Saturday, September 27, 2008

Large Hardon Collider

The Large Hadron Collider (LHC) is the world's largest and highest-energy particle accelerator complex, intended to collide opposing beams of protons (one of several types of hadrons) with very high kinetic energy. Each of the two beams contains just a billionth of a gram of matter. But the material is moving so fast that one billionth of a gram has the momentum of a freight train going 120 MPH, squeezed into two 17 mile-long circular streams each thinner than a human hair.
The LHC will explore the validity and limitations of the Standard Model, the current theoretical picture for particle physics. It is theorized that the collider will confirm the existence of the Higgs boson. This would supply a crucial missing link in the Standard Model and explain how other elementary particles acquire properties such as mass. It is also expected that experiments at the LHC could establish supersymmetry and establish the existence of a large family of hypothesized supersymmetric partners of the known particles, or reveal the presence of the higher dimensions (beyond three of space and one of time) suggested by string theory.

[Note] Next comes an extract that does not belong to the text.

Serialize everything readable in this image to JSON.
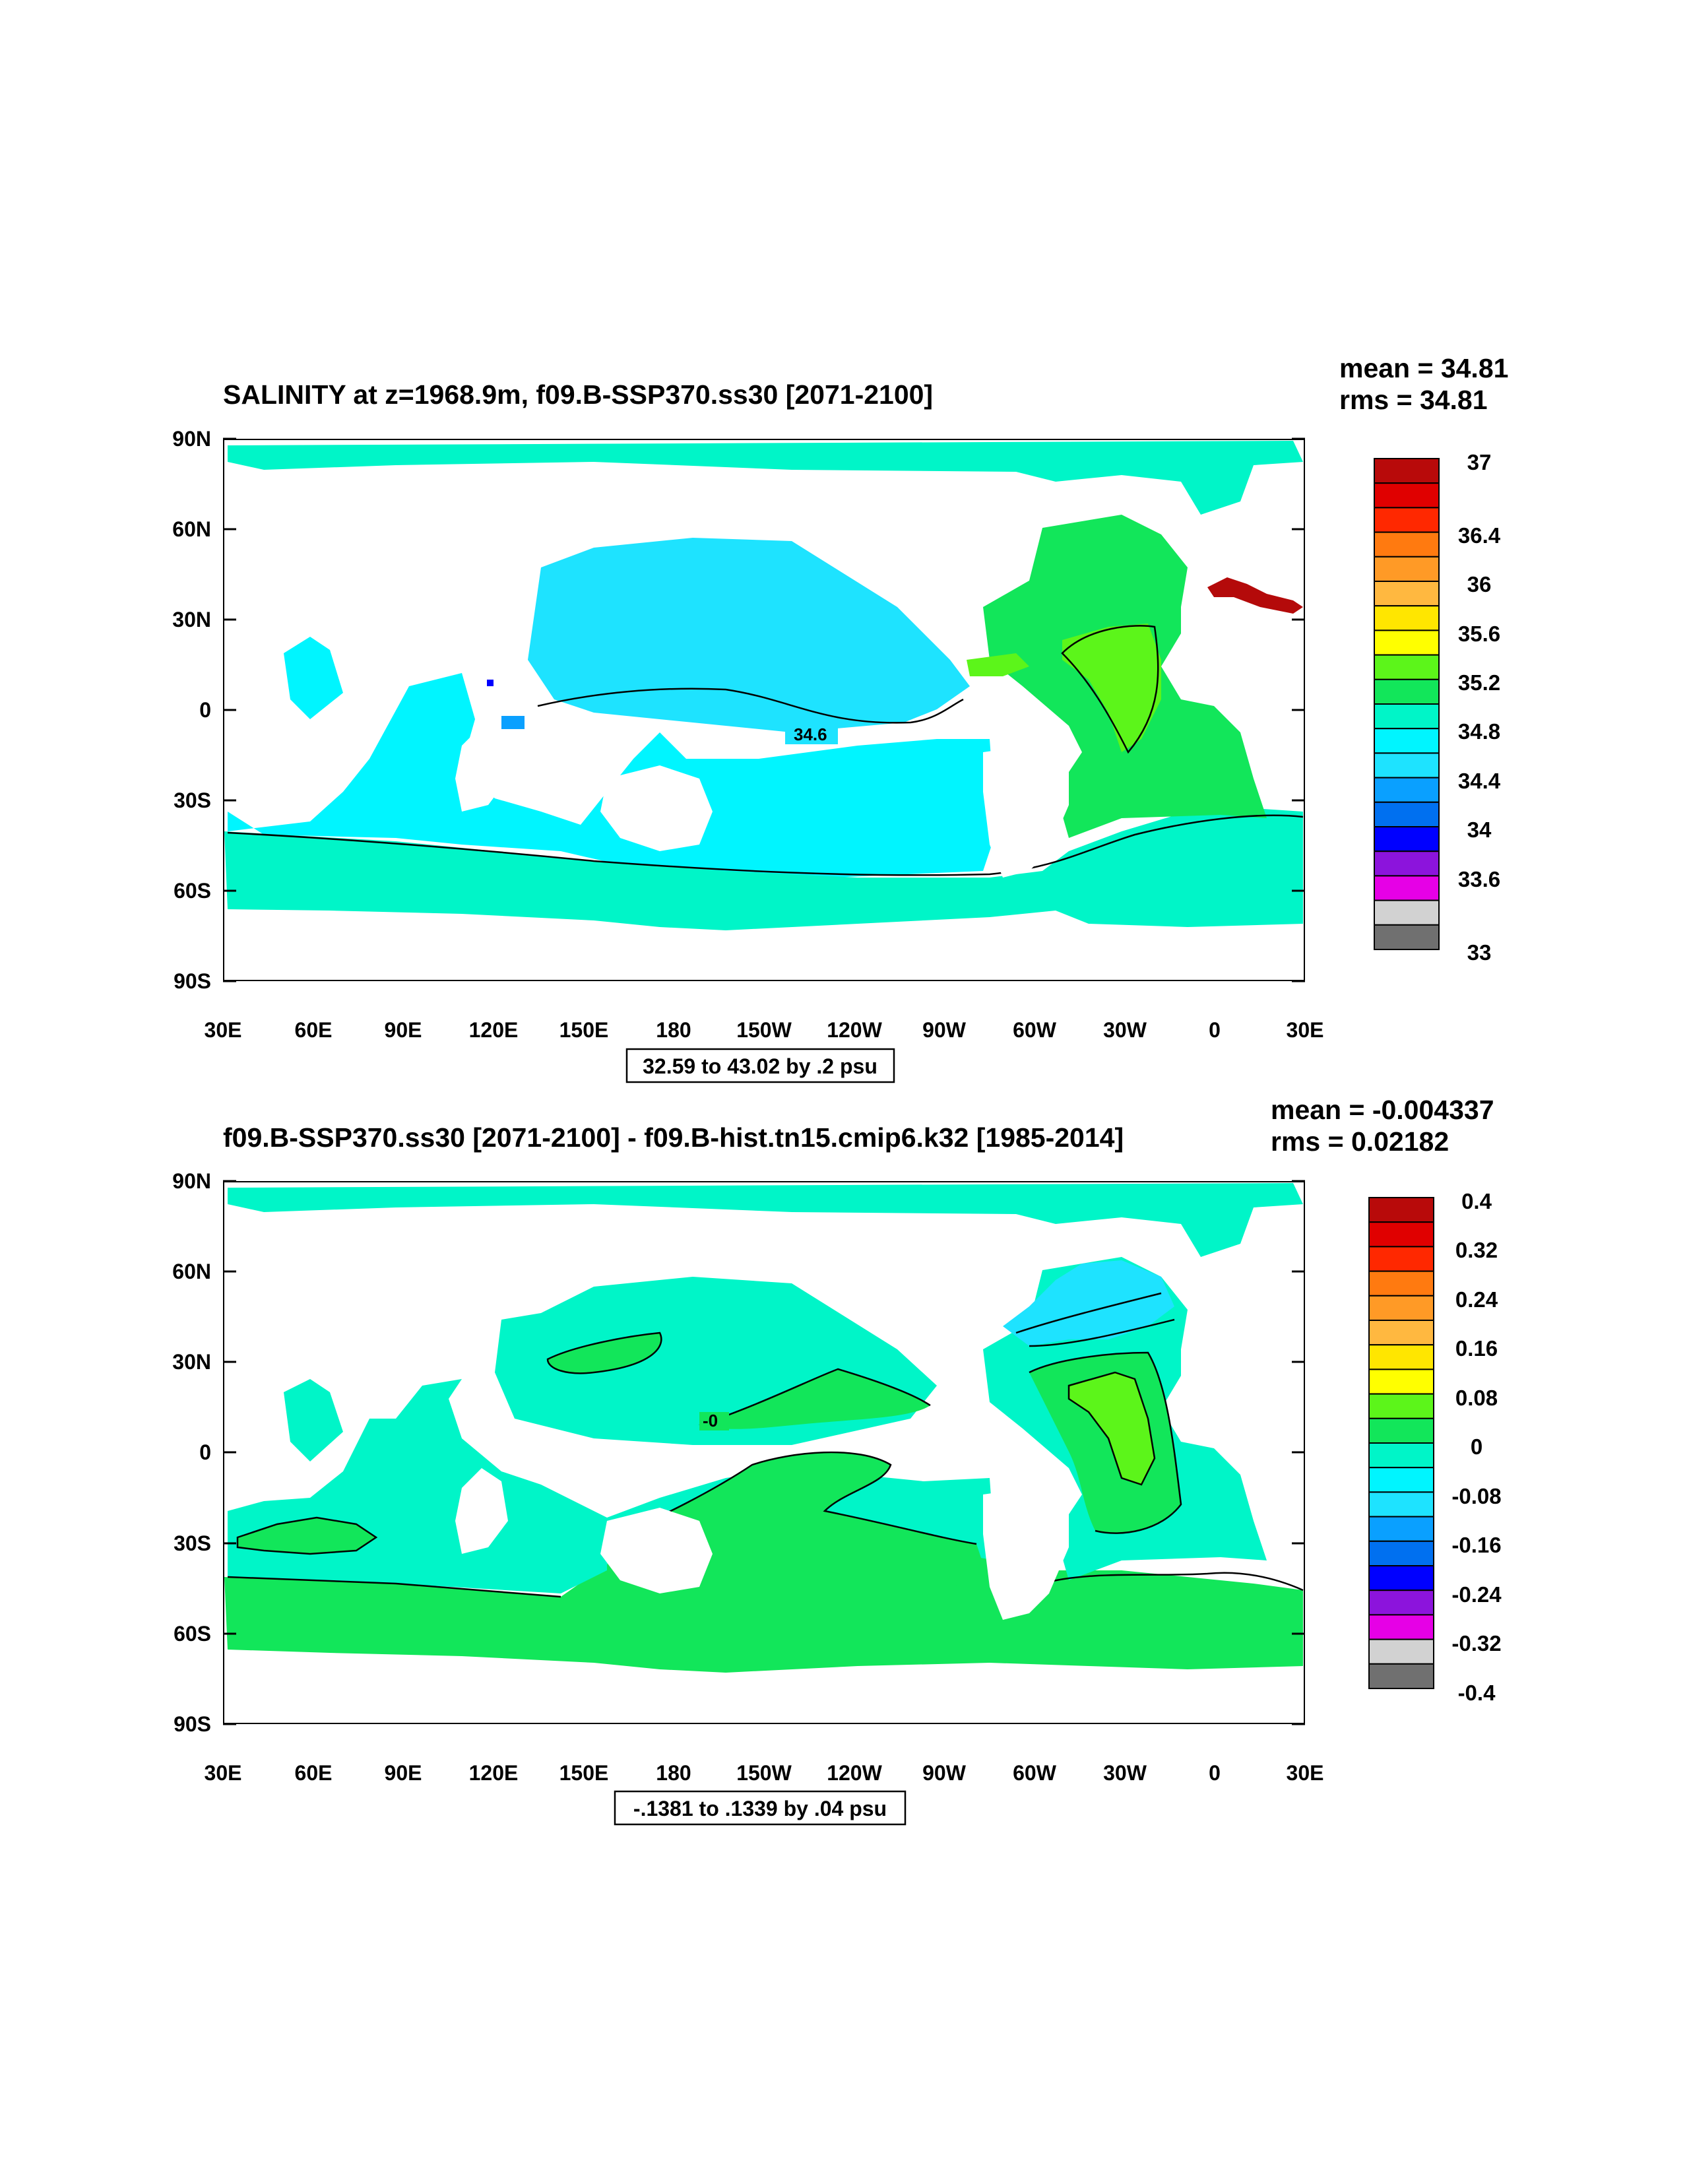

The LHC was built by the European Organization for Nuclear Research (CERN), and lies underneath the Franco-Swiss border between the Jura Mountains and the Alps near Geneva, Switzerland. It is funded by and built in collaboration with over eight thousand physicists from over eighty-five countries as well as hundreds of universities and laboratories. The LHC circulated its first particle beams on 10 September 2008, but a few days later had to suspend operations due to equipment failure, when a faulty connection between two magnets triggered a shutdown which will delay its operation for two months.[1] Owing to the already planned winter shutdown, the collider will not be operational again until the spring of 2009.[2][3]
Although concerns have been raised in the media and through the courts regarding the Safety of particle collisions at the Large Hadron Collider, the consensus in the scientific community is that there is no conceivable threat from the LHC collisions.